Guild wins challenge to PIP use in discipline at Thomson Reuters
(Updates earlier version)
In the first of more than two dozen challenges to the widespread use of so-called performance improvement plans as a disciplinary tool, an arbitrator has ruled that Thomson Reuters Editorial managers violated the contract when they disciplined a New York-based reporter for job performance that was addressed in a PIP.
The ruling by Arbitrator Carol Wittenberg, which sustains a grievance filed by the Guild, concludes that language added to the new Guild-Reuters contract last year bars management from disciplining employees for job performance that is addressed in PIPs.
“What the company conceded in negotiations was its right to discipline employees for their failure to achieve the objectives set forth in an individual PIP,” Wittenberg wrote in an 18-page decision dated Nov. 8 that the Guild received on Monday.
The company’s recently installed Editorial management team has flooded the newsrooms with PIPS this year, targeting 32 Guild-represented journalists with them and with simultaneous discipline. The total includes eight who were terminated and nine who left voluntarily. Ten others were later removed from their PIPs.
The reporter whose disciplinary case came before Wittenberg was placed on a PIP in September 2010 and again in May 2011. Those PIPs, unlike the deluge issued this year, did not contain disciplinary language and were not accompanied by simultaneous verbal warnings. This reporter’s verbal warning, which cited a failure to meet the requirements of a PIP, came in September 2011, a couple of months after Guild members ratified the current three-year contract.
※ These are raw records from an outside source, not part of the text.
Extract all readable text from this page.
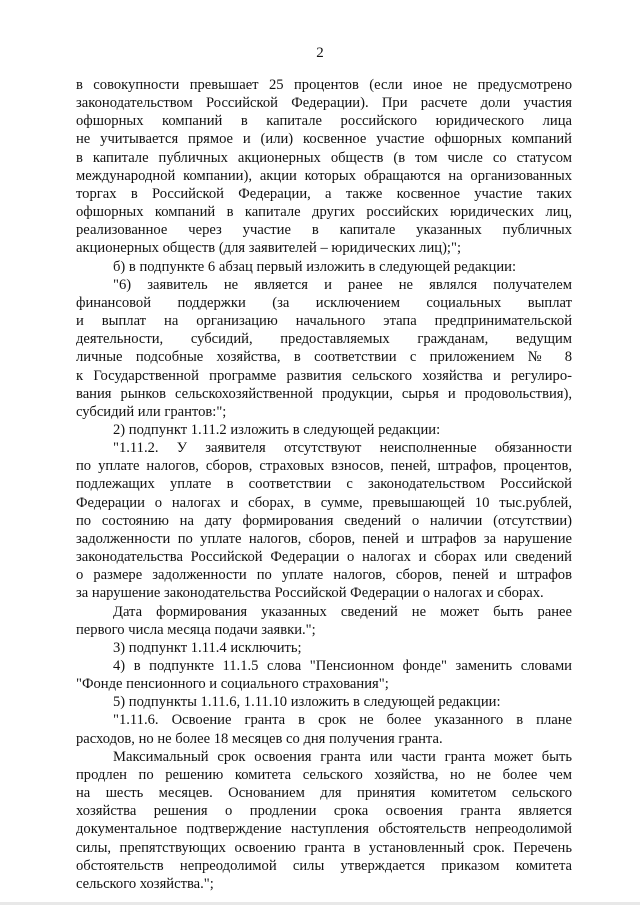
2
в совокупности превышает 25 процентов (если иное не предусмотрено
законодательством Российской Федерации). При расчете доли участия
офшорных компаний в капитале российского юридического лица
не учитывается прямое и (или) косвенное участие офшорных компаний
в капитале публичных акционерных обществ (в том числе со статусом
международной компании), акции которых обращаются на организованных
торгах в Российской Федерации, а также косвенное участие таких
офшорных компаний в капитале других российских юридических лиц,
реализованное через участие в капитале указанных публичных
акционерных обществ (для заявителей – юридических лиц);";
б) в подпункте 6 абзац первый изложить в следующей редакции:
"6) заявитель не является и ранее не являлся получателем
финансовой поддержки (за исключением социальных выплат
и выплат на организацию начального этапа предпринимательской
деятельности, субсидий, предоставляемых гражданам, ведущим
личные подсобные хозяйства, в соответствии с приложением № 8
к Государственной программе развития сельского хозяйства и регулиро-
вания рынков сельскохозяйственной продукции, сырья и продовольствия),
субсидий или грантов:";
2) подпункт 1.11.2 изложить в следующей редакции:
"1.11.2. У заявителя отсутствуют неисполненные обязанности
по уплате налогов, сборов, страховых взносов, пеней, штрафов, процентов,
подлежащих уплате в соответствии с законодательством Российской
Федерации о налогах и сборах, в сумме, превышающей 10 тыс.рублей,
по состоянию на дату формирования сведений о наличии (отсутствии)
задолженности по уплате налогов, сборов, пеней и штрафов за нарушение
законодательства Российской Федерации о налогах и сборах или сведений
о размере задолженности по уплате налогов, сборов, пеней и штрафов
за нарушение законодательства Российской Федерации о налогах и сборах.
Дата формирования указанных сведений не может быть ранее
первого числа месяца подачи заявки.";
3) подпункт 1.11.4 исключить;
4) в подпункте 11.1.5 слова "Пенсионном фонде" заменить словами
"Фонде пенсионного и социального страхования";
5) подпункты 1.11.6, 1.11.10 изложить в следующей редакции:
"1.11.6. Освоение гранта в срок не более указанного в плане
расходов, но не более 18 месяцев со дня получения гранта.
Максимальный срок освоения гранта или части гранта может быть
продлен по решению комитета сельского хозяйства, но не более чем
на шесть месяцев. Основанием для принятия комитетом сельского
хозяйства решения о продлении срока освоения гранта является
документальное подтверждение наступления обстоятельств непреодолимой
силы, препятствующих освоению гранта в установленный срок. Перечень
обстоятельств непреодолимой силы утверждается приказом комитета
сельского хозяйства.";
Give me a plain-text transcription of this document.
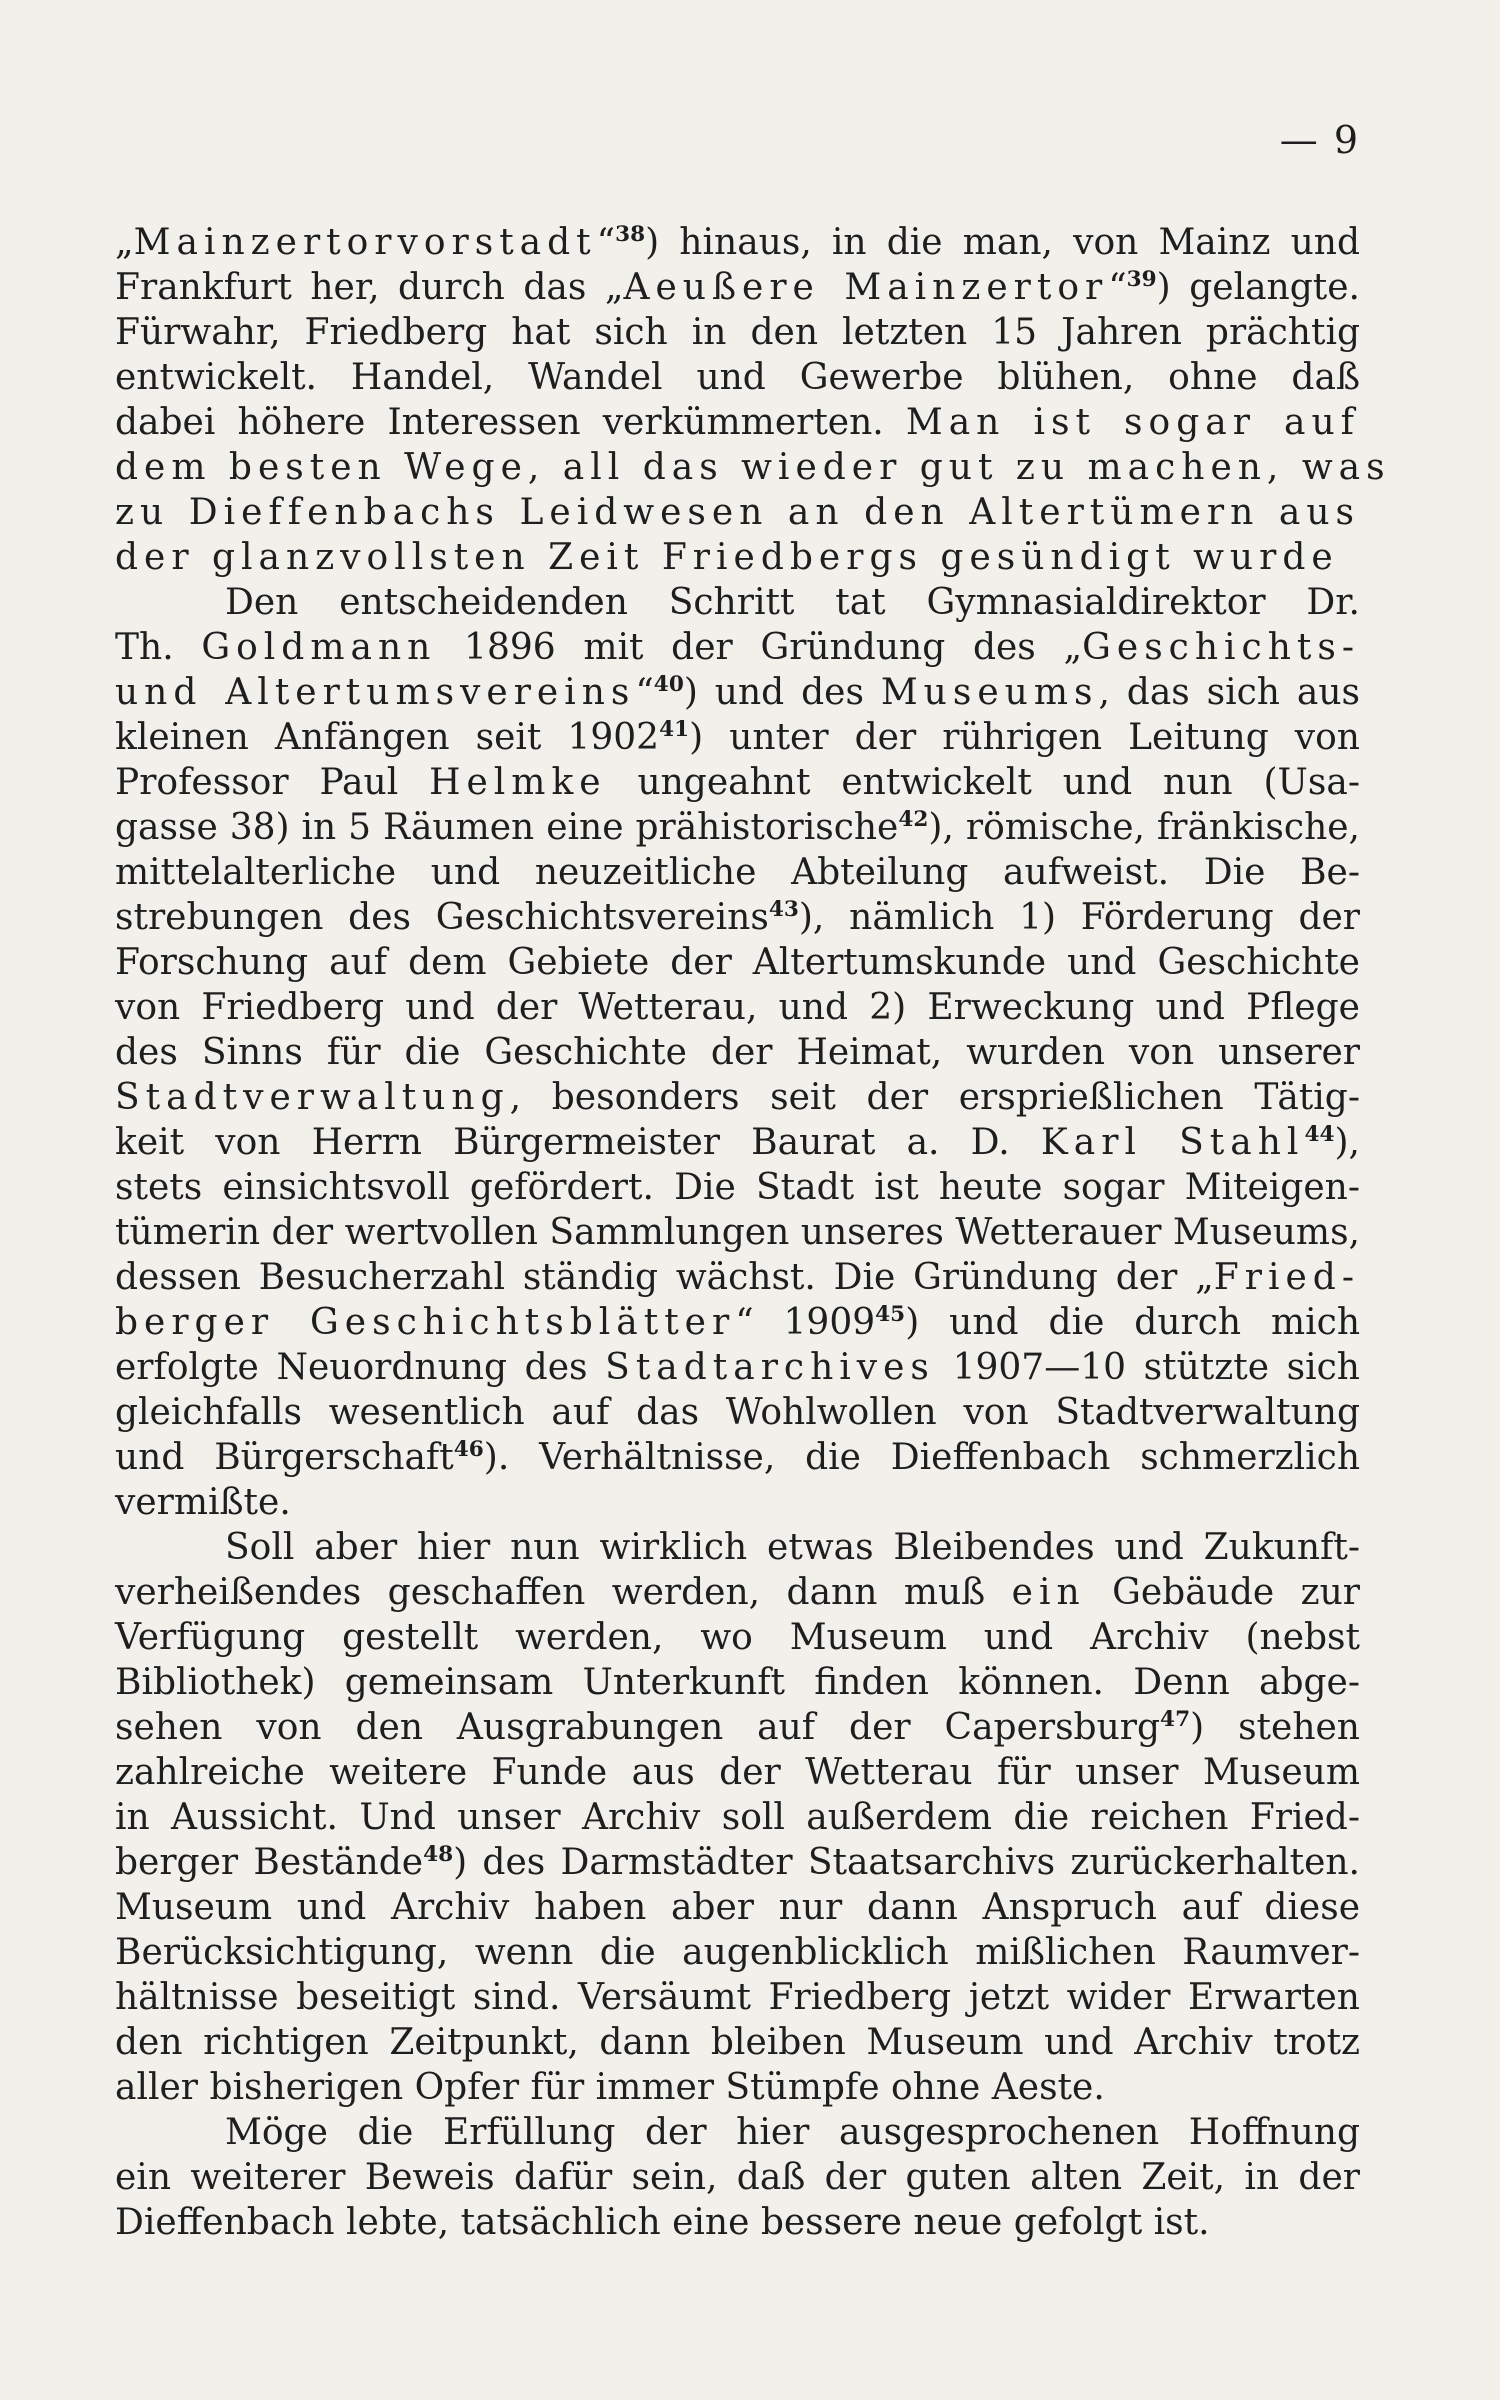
— 9
„Mainzertorvorstadt“$^{38}$) hinaus, in die man, von Mainz und
Frankfurt her, durch das „Aeußere Mainzertor“$^{39}$) gelangte.
Fürwahr, Friedberg hat sich in den letzten 15 Jahren prächtig
entwickelt. Handel, Wandel und Gewerbe blühen, ohne daß
dabei höhere Interessen verkümmerten. Man ist sogar auf
dem besten Wege, all das wieder gut zu machen, was
zu Dieffenbachs Leidwesen an den Altertümern aus
der glanzvollsten Zeit Friedbergs gesündigt wurde
Den entscheidenden Schritt tat Gymnasialdirektor Dr.
Th. Goldmann 1896 mit der Gründung des „Geschichts-
und Altertumsvereins“$^{40}$) und des Museums, das sich aus
kleinen Anfängen seit 1902$^{41}$) unter der rührigen Leitung von
Professor Paul Helmke ungeahnt entwickelt und nun (Usa-
gasse 38) in 5 Räumen eine prähistorische$^{42}$), römische, fränkische,
mittelalterliche und neuzeitliche Abteilung aufweist. Die Be-
strebungen des Geschichtsvereins$^{43}$), nämlich 1) Förderung der
Forschung auf dem Gebiete der Altertumskunde und Geschichte
von Friedberg und der Wetterau, und 2) Erweckung und Pflege
des Sinns für die Geschichte der Heimat, wurden von unserer
Stadtverwaltung, besonders seit der ersprießlichen Tätig-
keit von Herrn Bürgermeister Baurat a. D. Karl Stahl$^{44}$),
stets einsichtsvoll gefördert. Die Stadt ist heute sogar Miteigen-
tümerin der wertvollen Sammlungen unseres Wetterauer Museums,
dessen Besucherzahl ständig wächst. Die Gründung der „Fried-
berger Geschichtsblätter“ 1909$^{45}$) und die durch mich
erfolgte Neuordnung des Stadtarchives 1907—10 stützte sich
gleichfalls wesentlich auf das Wohlwollen von Stadtverwaltung
und Bürgerschaft$^{46}$). Verhältnisse, die Dieffenbach schmerzlich
vermißte.
Soll aber hier nun wirklich etwas Bleibendes und Zukunft-
verheißendes geschaffen werden, dann muß ein Gebäude zur
Verfügung gestellt werden, wo Museum und Archiv (nebst
Bibliothek) gemeinsam Unterkunft finden können. Denn abge-
sehen von den Ausgrabungen auf der Capersburg$^{47}$) stehen
zahlreiche weitere Funde aus der Wetterau für unser Museum
in Aussicht. Und unser Archiv soll außerdem die reichen Fried-
berger Bestände$^{48}$) des Darmstädter Staatsarchivs zurückerhalten.
Museum und Archiv haben aber nur dann Anspruch auf diese
Berücksichtigung, wenn die augenblicklich mißlichen Raumver-
hältnisse beseitigt sind. Versäumt Friedberg jetzt wider Erwarten
den richtigen Zeitpunkt, dann bleiben Museum und Archiv trotz
aller bisherigen Opfer für immer Stümpfe ohne Aeste.
Möge die Erfüllung der hier ausgesprochenen Hoffnung
ein weiterer Beweis dafür sein, daß der guten alten Zeit, in der
Dieffenbach lebte, tatsächlich eine bessere neue gefolgt ist.
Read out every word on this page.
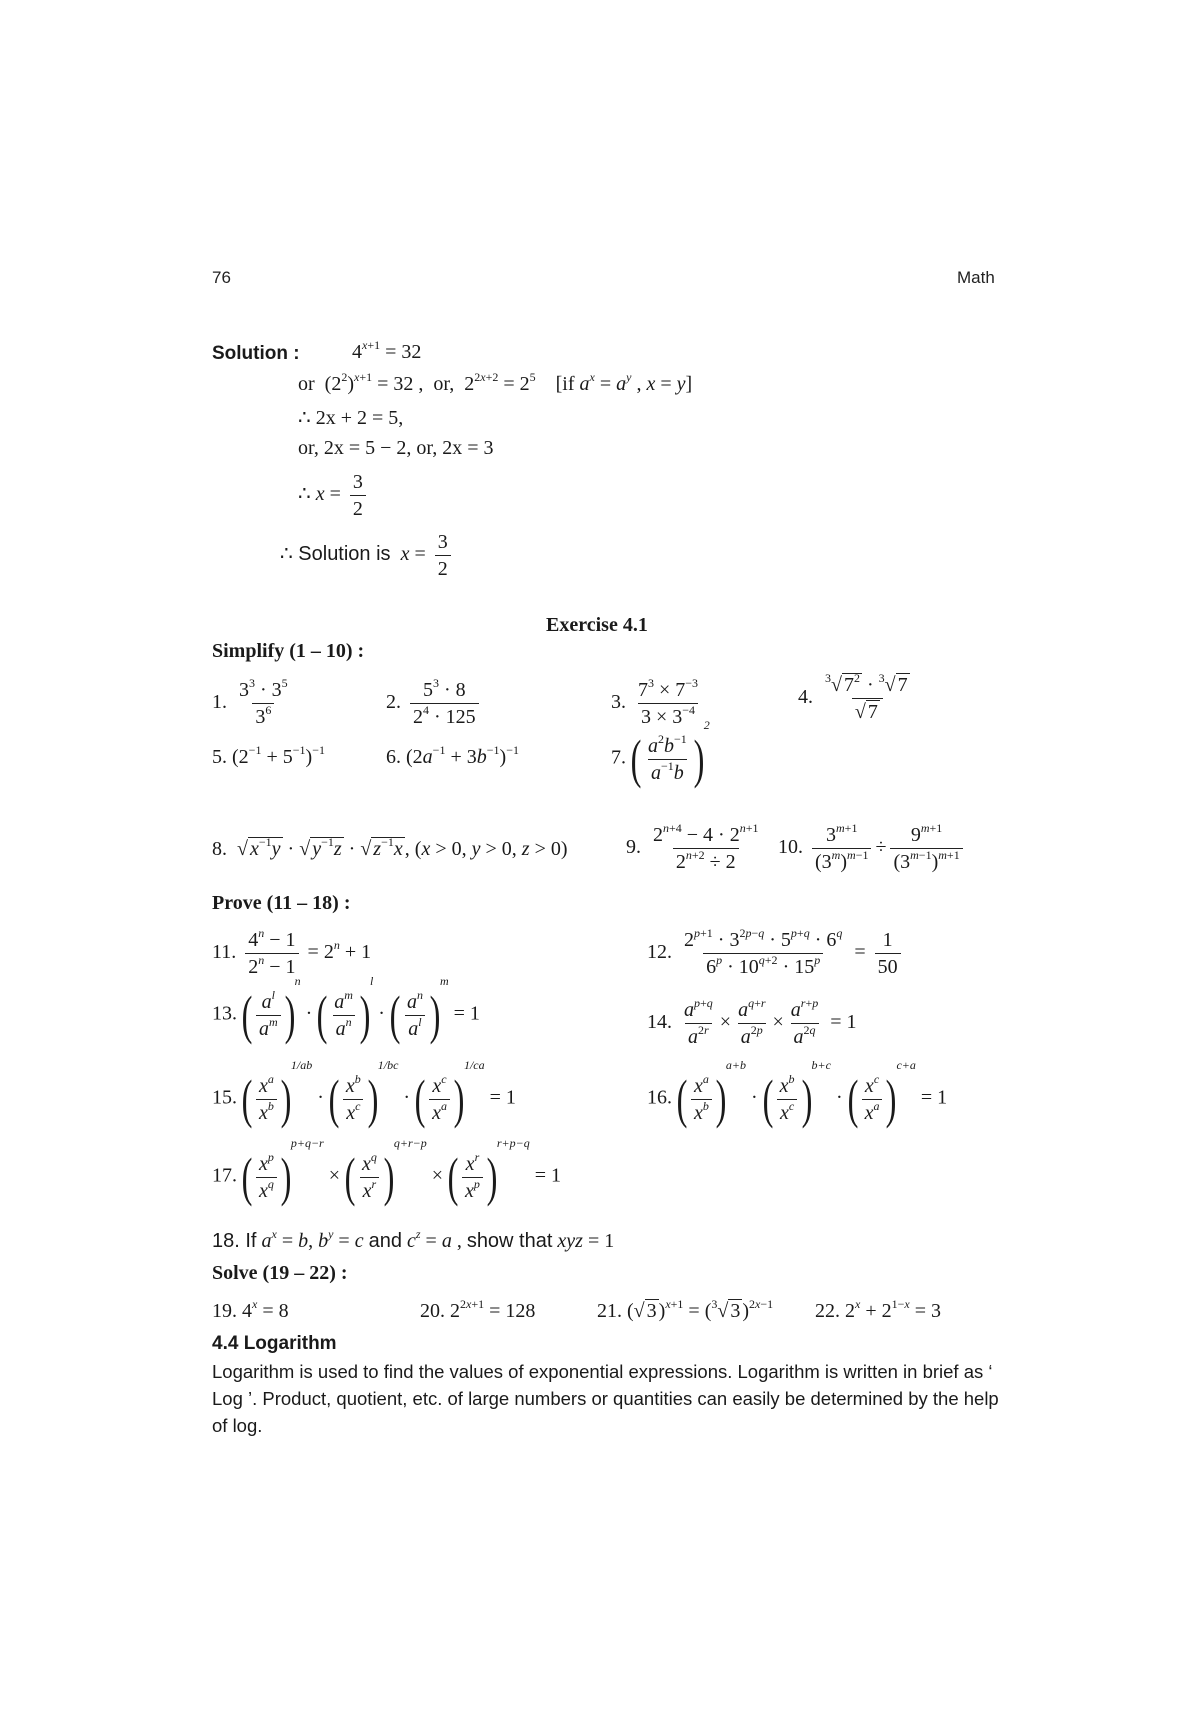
76	Math
Solution :	$4^{x+1} = 32$
or  $(2^2)^{x+1} = 32$ ,  or,  $2^{2x+2} = 2^5$    [if $a^x = a^y$ , x = y]
∴ 2x + 2 = 5,
or, 2x = 5 − 2, or, 2x = 3
∴ $x = \frac{3}{2}$
∴ Solution is $x = \frac{3}{2}$
Exercise 4.1
Simplify (1 – 10) :
1. $\frac{3^3 \cdot 3^5}{3^6}$	2. $\frac{5^3 \cdot 8}{2^4 \cdot 125}$	3. $\frac{7^3 \times 7^{-3}}{3 \times 3^{-4}}$	4. $\frac{^3√ 7^2 \cdot ^3√ 7}{√ 7}$
5. $(2^{-1} + 5^{-1})^{-1}$	6. $(2a^{-1} + 3b^{-1})^{-1}$	7. ( $\frac{a^2b^{-1}}{a^{-1}b} )2$
8.  √ $x^{-1}y$ · √ $y^{-1}z$ · √ $z^{-1}x$ , (x > 0, y > 0, z > 0)	9. $\frac{2^{n+4} - 4 \cdot 2^{n+1}}{2^{n+2} \div 2} 10$. $\frac{3^{m+1}}{(3^m)^{m-1}} \div \frac{9^{m+1}}{(3^{m-1})^{m+1}}$
Prove (11 – 18) :
11. $\frac{4^n - 1}{2^n - 1} = 2^n + 1$	12. $\frac{2^{p+1} \cdot 3^{2p-q} \cdot 5^{p+q} \cdot 6^q}{6^p \cdot 10^{q+2} \cdot 15^p} = \frac{1}{50}$
13. ( $\frac{a^l}{a^m} )n$ · ( $\frac{a^m}{a^n} )l$ · ( $\frac{a^n}{a^l} )m = 1$	14. $\frac{a^{p+q}}{a^{2r}} \times \frac{a^{q+r}}{a^{2p}} \times \frac{a^{r+p}}{a^{2q}} = 1$
15. ( $\frac{x^a}{x^b} )1/ab$ · ( $\frac{x^b}{x^c} )1/bc$ · ( $\frac{x^c}{x^a} )1/ca = 1$	16. ( $\frac{x^a}{x^b} )a+b$ · ( $\frac{x^b}{x^c} )b+c$ · ( $\frac{x^c}{x^a} )c+a = 1$
17. ( $\frac{x^p}{x^q} )p+q-r$ × ( $\frac{x^q}{x^r} )q+r-p$ × ( $\frac{x^r}{x^p} )r+p-q = 1$
18. If $a^x = b$, $b^y = c$ and $c^z = a$ , show that xyz = 1
Solve (19 – 22) :
19. $4^x = 8$	20. $2^{2x+1} = 128$	21. (√ 3 )$^{x+1}$ = ($^3$√ 3 )$^{2x-1}$ 22. $2^x + 2^{1-x} = 3$
4.4 Logarithm
Logarithm is used to find the values of exponential expressions. Logarithm is written in brief as ‘ Log ’. Product, quotient, etc. of large numbers or quantities can easily be determined by the help of log.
Wittenberg ordered the company to expunge the verbal warning. Arbitrators’ rulings are binding and all but impossible to overturn.
WAS LATER TERMINATED
In September, with Wittenberg’s ruling already pending, Editorial managers terminated the reporter. Although the ruling undermines management’s justification under the contract for having “just and sufficient cause” to discipline and terminate the reporter, Wittenberg did not order the company to reinstate the reporter, nor was that even an option available to her.
The Guild is grieving and arbitrating the cases of all of 32 PIP targets, except for the nine journalists who left with voluntary separation agreements that rule out litigation. Many cases, including that of the journalist before Wittenberg, involve multiple arbitrations, one for each level of discipline (verbal, written, final written and termination). Each case may be before a different arbitrator.
Arbitrators usually give great deference to rulings that have already interpreted contract language they are being asked to construe, especially those of highly respected arbitrators, like Wittenberg. If management continues to deny the Guild’s requests to reverse all PIP-related discipline and terminations, Wittenberg’s ruling will become a key piece of evidence in all remaining PIP cases.
In her ruling, which relied heavily on statements made and positions taken during bargaining, Wittenberg, rejected management’s claim that PIPs were separate from the appraisal process, or “performance management program,” which the contract says “shall not be used in connection with the discipline of any employee” (Article VII, Section 1(i)).
“The Arbitrator finds that the PIP, if not a ‘substitute for’ is at the very least a ‘supplement to’ the company’s performance management system,” she said.
As such, Wittenberg said, PIPs must be accorded identical treatment under the contract as a discipline-free zone, as the Guild had contended.
“As company witnesses testified, a PIP is a positive tool to help employees achieve performance levels expected by the company by providing the employee with feedback, guidance and coaching – a positive performance tool,” she said.
Notwithstanding the discipline-free zones of PIPs and the performance management program, Wittenberg said management retained its right to discipline employees, which the Guild did not dispute in this case.
“There is nothing in the new language on performance appraisals that limits the company’s right to discipline or discharge employees, including for poor performance as long as the PIP itself is not ‘used in connection with the discipline of any employee,’” she said.
To discipline an employee for poor performance, Wittenberg said management must first remove the employee from a PIP and base the discipline on performance that was not addressed in the PIP or that occurred after the PIP period. Managers may cite the fact that an employee had been on a PIP if they issue subsequent discipline, as long as they don’t discipline the employee for performance that occurred during the PIP period, she added.
Guild-covered employees targeted in this year’s torrent of PIPs are older and longer-serving than others who haven’t been targeted. Their median service time with Reuters is 21 years, nearly twice the 11.5-year median of other Guild-represented employees, and their median age is 56, versus 46 for everyone else. Several non-Guild journalists and low-level managers, and dozens more outside of the United States have also been targeted.
Several high-profile journalists were among those pushed out of the company because of the PIP assault. But even for many journalists not targeted, the proliferation of PIPs in the newsroom has been an anxiety-producing morale crusher.